Eric Bazilian - vocals, guitars, mandolin, saxophone; Rob Hyman- vocals, keyboards; John Lilley - guitar; Andy King - bass; David Uosikkinen - drums

The Hooters were arguably one of the best rock bands to emerge from Philadelphia. Although their global success was limited to the first couple of albums and a few MTV video hits from 1984/85, The Hooters were hometown heroes in Philly (and their native Ardmore, PA), which peaked with an appearance at the U.S. version of Live Aid.

This show, recorded for the King Biscuit Flower Hour on Halloween 1985, came three months after the band's historic Live Aid appearance. This show was essentially a replay of the band's breakthrough LP on Columbia Records, which featured the Top 10 hit, "All You Zombies."

"Day By Day" opens the show with the energy of a locomotive, and slides comfortably into "Hanging By A Heartbeat." "She Comes In Colors" and "Don't Take The Car Out Tonight" lead into the band's innovative cover of The Beatles classic, "Lucy In The Sky With Diamonds."

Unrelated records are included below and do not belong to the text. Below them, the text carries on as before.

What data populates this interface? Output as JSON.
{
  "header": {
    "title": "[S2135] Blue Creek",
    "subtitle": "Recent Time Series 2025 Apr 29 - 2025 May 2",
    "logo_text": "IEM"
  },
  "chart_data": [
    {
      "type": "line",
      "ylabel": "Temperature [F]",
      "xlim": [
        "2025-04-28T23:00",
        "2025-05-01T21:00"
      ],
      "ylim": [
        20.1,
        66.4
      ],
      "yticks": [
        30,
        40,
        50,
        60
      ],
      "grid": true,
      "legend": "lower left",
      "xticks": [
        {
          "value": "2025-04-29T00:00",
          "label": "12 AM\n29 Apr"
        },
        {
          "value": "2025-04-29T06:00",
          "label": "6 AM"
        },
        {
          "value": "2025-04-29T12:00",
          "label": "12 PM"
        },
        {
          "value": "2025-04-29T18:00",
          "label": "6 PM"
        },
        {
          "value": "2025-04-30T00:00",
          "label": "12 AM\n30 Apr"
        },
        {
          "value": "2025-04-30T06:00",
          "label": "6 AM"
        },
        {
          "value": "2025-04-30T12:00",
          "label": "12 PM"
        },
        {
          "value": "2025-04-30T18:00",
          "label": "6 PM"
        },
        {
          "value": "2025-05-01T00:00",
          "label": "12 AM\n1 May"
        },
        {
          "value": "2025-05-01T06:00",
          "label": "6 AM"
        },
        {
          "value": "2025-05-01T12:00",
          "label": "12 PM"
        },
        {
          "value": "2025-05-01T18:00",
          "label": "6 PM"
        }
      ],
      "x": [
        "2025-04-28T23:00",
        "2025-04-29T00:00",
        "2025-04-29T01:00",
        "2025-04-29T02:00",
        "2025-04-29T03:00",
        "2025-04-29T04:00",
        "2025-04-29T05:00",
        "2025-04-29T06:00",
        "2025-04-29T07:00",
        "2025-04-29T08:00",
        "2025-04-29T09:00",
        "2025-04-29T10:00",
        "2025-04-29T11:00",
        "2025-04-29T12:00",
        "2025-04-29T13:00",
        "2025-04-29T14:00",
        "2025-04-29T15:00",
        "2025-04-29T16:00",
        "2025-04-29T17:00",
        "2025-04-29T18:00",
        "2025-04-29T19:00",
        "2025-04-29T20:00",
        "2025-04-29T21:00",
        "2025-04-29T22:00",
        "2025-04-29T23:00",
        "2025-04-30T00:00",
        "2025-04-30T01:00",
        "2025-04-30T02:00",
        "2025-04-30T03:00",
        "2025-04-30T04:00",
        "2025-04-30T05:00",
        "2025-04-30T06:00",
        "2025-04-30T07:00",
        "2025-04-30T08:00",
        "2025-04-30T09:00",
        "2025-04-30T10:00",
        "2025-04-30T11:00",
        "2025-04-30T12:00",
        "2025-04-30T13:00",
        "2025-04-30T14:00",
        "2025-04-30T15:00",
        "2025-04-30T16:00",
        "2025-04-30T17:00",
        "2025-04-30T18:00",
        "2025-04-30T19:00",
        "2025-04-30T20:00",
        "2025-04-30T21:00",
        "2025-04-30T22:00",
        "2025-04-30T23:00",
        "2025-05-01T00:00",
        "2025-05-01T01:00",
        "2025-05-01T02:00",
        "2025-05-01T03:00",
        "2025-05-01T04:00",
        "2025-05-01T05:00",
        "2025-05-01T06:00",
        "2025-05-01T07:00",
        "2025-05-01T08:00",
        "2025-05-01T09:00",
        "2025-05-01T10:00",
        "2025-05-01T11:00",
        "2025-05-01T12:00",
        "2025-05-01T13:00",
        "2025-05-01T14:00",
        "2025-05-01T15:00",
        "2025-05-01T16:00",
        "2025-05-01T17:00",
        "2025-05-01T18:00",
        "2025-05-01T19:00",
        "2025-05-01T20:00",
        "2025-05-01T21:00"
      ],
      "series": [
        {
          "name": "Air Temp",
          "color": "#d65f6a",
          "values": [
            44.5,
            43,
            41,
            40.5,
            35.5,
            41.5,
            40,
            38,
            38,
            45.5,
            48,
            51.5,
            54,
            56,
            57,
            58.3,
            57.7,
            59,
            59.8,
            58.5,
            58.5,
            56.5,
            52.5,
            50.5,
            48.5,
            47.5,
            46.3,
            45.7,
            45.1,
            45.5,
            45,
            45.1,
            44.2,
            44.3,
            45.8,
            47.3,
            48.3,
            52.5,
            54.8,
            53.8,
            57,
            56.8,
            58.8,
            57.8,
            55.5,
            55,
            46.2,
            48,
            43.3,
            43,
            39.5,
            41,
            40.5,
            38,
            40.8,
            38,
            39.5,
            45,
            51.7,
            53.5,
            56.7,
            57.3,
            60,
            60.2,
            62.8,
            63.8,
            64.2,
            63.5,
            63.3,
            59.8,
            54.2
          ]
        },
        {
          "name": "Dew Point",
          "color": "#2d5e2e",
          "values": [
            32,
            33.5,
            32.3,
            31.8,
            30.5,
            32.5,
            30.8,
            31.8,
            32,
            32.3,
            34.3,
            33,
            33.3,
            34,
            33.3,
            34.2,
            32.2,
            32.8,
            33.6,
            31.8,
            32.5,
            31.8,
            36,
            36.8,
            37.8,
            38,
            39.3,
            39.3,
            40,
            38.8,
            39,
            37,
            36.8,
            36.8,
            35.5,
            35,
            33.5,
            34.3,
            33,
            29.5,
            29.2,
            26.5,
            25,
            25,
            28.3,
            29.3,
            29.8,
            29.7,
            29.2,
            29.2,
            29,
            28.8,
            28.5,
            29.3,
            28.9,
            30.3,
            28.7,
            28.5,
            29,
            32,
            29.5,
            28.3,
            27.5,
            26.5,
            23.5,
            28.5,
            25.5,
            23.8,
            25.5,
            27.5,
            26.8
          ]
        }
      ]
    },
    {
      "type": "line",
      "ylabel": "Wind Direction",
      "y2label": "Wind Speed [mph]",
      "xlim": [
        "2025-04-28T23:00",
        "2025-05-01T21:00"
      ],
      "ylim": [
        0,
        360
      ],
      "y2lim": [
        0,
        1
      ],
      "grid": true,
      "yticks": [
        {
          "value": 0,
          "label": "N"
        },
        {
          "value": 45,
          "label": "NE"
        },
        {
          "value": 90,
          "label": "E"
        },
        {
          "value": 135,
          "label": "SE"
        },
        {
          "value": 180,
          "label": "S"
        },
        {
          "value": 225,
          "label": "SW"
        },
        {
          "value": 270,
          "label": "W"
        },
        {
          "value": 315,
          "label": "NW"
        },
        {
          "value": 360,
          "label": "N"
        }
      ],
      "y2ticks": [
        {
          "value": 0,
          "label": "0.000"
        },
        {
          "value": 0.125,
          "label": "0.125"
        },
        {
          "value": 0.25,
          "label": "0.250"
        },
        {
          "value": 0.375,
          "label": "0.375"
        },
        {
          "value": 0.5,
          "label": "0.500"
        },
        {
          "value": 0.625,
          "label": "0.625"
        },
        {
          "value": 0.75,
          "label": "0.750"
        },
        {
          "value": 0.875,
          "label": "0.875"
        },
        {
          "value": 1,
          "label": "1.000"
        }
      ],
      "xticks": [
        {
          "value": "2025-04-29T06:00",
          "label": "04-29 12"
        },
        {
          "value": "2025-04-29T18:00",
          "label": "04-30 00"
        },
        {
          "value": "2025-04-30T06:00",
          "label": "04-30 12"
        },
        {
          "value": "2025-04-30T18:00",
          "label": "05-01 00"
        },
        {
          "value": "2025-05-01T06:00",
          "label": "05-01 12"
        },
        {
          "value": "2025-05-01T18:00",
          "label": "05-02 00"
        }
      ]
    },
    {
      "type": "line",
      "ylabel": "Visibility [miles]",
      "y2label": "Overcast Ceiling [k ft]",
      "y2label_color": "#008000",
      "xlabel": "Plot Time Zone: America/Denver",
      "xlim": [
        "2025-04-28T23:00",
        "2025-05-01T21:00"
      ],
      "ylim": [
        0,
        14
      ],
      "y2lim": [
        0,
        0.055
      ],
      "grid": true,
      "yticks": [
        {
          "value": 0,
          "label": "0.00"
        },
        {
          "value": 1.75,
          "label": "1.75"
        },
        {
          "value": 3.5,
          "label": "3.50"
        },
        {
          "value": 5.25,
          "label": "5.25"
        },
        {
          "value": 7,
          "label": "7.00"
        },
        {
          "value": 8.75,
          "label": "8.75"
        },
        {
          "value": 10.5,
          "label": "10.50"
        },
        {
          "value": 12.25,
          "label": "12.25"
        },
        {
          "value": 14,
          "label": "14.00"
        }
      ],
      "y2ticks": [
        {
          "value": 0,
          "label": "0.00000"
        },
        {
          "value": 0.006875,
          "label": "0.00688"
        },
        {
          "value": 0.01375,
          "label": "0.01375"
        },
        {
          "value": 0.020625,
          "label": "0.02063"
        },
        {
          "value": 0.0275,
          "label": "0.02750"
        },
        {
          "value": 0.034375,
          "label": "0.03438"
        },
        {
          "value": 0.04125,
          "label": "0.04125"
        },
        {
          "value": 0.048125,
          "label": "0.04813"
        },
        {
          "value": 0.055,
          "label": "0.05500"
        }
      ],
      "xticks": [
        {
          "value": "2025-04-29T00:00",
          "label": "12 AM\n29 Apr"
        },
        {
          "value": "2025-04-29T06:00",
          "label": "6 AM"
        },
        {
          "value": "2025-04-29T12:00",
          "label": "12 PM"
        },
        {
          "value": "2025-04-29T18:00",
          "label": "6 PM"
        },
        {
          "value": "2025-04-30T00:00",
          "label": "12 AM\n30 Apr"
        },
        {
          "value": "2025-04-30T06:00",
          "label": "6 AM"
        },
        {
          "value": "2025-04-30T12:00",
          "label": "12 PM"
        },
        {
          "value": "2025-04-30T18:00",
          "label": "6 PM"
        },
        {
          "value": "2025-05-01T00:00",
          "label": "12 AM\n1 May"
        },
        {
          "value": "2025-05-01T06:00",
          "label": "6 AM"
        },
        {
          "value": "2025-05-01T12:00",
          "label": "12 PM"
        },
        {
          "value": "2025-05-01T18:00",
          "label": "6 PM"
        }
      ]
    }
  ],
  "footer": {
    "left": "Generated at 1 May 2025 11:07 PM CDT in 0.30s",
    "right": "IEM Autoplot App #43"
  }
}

"Where Do The Children Go?," a compelling ballad rumored to have been written about the deadly government raid on the Move compound (a radical African-American sect that had been operating in Philadelphia) is a highpoint of the show.

"All You Zombies," the funk-reggae song that was an MTV and radio hit when this show was taped, is next, followed by the band's own version of "Time After Time," the ballad they wrote for Cyndi Lauper, which she turned into a hugely successful song. They close with "And We Danced," the follow-up hit to "All You Zombies."

The Hooters morphed from another popular Philly based band, Baby Grand, which also featured Bazilian and Hyman. The Hooters never matched the success they saw between 1984 and 1986, and ended up splitting up in the late 1990s, reforming in 2007. They have resumed touring, focusing on markets such as Europe and Japan.